Nitrogen removal and nitrogenous intermediate production of the heterotrophic membrane-aerated biofilm: A mathematical modeling investigation

Abstract

A one-dimensional biofilm model was applied to illustrate the nitrogen conversion and removal within the heterogeneous biofilm attached on the gas-permeable membrane with different oxygen transfer coefficients: 7.5 m/d, 1.5 m/d and 0.3 m/d. Integrating the ammonia-oxidizing bacteria-mediating hydroxylamine oxidization pathway during the autotrophic nitrification and the four-step denitrification pathway during the heterotrophic denitrification, the effects of the intra-membrane aeration pressure and the influent COD/N ratio were further quantitatively evaluated on the systematic performance of nitrogen conversion. Dynamic profiles of key nitrogenous intermediates were investigated to further analyze the treatment efficacy of the targeted biofilm system. It is inapplicable for membrane with oxygen transfer coefficient of 0.3 m/d to sustain the biofilm due to the inferior treatment performance under higher influent organics and distinct nitrous oxide (N2O) production with elevated aeration pressures under lower influent organics.
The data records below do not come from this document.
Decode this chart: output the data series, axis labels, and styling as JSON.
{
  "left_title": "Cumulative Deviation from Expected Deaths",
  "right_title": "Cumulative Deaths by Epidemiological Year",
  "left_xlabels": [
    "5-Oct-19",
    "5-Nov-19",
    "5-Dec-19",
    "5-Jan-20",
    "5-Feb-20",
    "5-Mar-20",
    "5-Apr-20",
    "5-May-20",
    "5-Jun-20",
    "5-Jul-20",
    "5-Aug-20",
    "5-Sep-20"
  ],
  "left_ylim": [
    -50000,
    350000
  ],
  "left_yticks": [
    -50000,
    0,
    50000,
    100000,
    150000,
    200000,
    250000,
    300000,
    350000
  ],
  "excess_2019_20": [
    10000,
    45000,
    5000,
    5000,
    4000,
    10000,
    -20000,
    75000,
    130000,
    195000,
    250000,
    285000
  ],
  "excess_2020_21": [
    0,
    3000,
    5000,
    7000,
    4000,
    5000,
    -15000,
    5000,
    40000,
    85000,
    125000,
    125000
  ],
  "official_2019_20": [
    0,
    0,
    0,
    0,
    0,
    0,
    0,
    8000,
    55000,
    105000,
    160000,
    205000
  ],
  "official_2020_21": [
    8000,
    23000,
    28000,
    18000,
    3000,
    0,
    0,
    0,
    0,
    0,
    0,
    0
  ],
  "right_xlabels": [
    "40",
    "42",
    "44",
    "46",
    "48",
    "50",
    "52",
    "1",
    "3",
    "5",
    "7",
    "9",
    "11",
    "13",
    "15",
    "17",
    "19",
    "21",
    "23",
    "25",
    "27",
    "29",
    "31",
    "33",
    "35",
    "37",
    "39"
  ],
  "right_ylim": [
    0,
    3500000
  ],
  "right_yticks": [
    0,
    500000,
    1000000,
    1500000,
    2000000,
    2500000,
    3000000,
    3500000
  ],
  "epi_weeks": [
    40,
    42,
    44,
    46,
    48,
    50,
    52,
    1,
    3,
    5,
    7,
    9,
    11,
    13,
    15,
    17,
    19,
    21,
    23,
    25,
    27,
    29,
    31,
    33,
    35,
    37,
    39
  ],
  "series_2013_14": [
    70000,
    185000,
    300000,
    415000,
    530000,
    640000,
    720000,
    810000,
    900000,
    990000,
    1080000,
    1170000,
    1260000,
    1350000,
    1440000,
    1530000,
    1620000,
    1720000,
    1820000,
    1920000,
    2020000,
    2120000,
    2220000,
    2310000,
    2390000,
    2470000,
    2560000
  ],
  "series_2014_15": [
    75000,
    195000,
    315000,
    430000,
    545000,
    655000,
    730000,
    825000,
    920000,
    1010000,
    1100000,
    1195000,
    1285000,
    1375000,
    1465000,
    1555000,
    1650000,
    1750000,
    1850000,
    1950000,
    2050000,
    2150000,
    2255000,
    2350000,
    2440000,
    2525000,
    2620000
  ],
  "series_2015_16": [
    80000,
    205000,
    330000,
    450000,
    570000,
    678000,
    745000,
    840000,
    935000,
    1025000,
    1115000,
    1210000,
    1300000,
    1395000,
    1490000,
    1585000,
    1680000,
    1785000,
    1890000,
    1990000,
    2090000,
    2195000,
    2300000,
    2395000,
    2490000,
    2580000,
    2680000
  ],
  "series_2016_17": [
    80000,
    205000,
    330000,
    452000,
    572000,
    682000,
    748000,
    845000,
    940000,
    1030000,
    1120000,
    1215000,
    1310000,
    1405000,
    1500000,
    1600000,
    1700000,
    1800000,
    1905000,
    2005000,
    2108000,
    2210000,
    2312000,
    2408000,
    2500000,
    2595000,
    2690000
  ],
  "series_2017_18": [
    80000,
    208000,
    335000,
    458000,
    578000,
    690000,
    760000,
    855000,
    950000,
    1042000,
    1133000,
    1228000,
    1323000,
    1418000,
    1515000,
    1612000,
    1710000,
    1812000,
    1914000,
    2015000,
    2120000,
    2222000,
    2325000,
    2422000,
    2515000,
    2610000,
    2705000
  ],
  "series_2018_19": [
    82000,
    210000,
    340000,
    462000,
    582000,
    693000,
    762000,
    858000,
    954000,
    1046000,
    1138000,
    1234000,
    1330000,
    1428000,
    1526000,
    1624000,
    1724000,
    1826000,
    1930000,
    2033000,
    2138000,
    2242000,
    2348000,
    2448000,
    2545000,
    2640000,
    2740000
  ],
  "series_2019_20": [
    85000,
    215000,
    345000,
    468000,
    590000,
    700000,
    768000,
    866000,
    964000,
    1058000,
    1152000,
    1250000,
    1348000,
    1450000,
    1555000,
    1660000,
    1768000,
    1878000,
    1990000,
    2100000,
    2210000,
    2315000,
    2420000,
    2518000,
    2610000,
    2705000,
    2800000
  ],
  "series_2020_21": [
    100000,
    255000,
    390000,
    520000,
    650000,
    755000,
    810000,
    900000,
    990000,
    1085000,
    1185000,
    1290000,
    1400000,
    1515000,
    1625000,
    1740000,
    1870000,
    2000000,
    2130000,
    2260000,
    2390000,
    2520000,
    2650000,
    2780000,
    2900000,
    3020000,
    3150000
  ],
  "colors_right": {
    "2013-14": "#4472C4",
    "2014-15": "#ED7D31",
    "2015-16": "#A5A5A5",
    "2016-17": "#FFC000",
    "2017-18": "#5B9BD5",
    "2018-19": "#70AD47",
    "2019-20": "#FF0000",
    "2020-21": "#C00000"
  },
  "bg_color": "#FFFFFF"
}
For the oxygen transfer coefficients of 7.5 m/d and 1.5 m/d, N2O production was detectable for the insufficient carbon source, indicating the significance of hydroxylamine oxidization. Short-cut nitrogen removal pathway could be feasible within the latter biofilm due to the nitrite accumulation, further reduced by supplementing the carbon source. Heterotrophic denitrification would contribute to the N2O production. Maintaining the biofilm thickness was conducive to short-cut nitrogen removal by regulating the substrate transfer and the biomass distribution along the biofilm. Besides the total nitrogen removal efficiency, the nitrite accumulation and N2O production were both decreased with the thickening biofilm. Inside the thinner biofilm, a short-cut pathway via nitrite might be the major pathway for nitrogen removal with distinguished N2O production, which could be mitigated through supplementing the carbon source.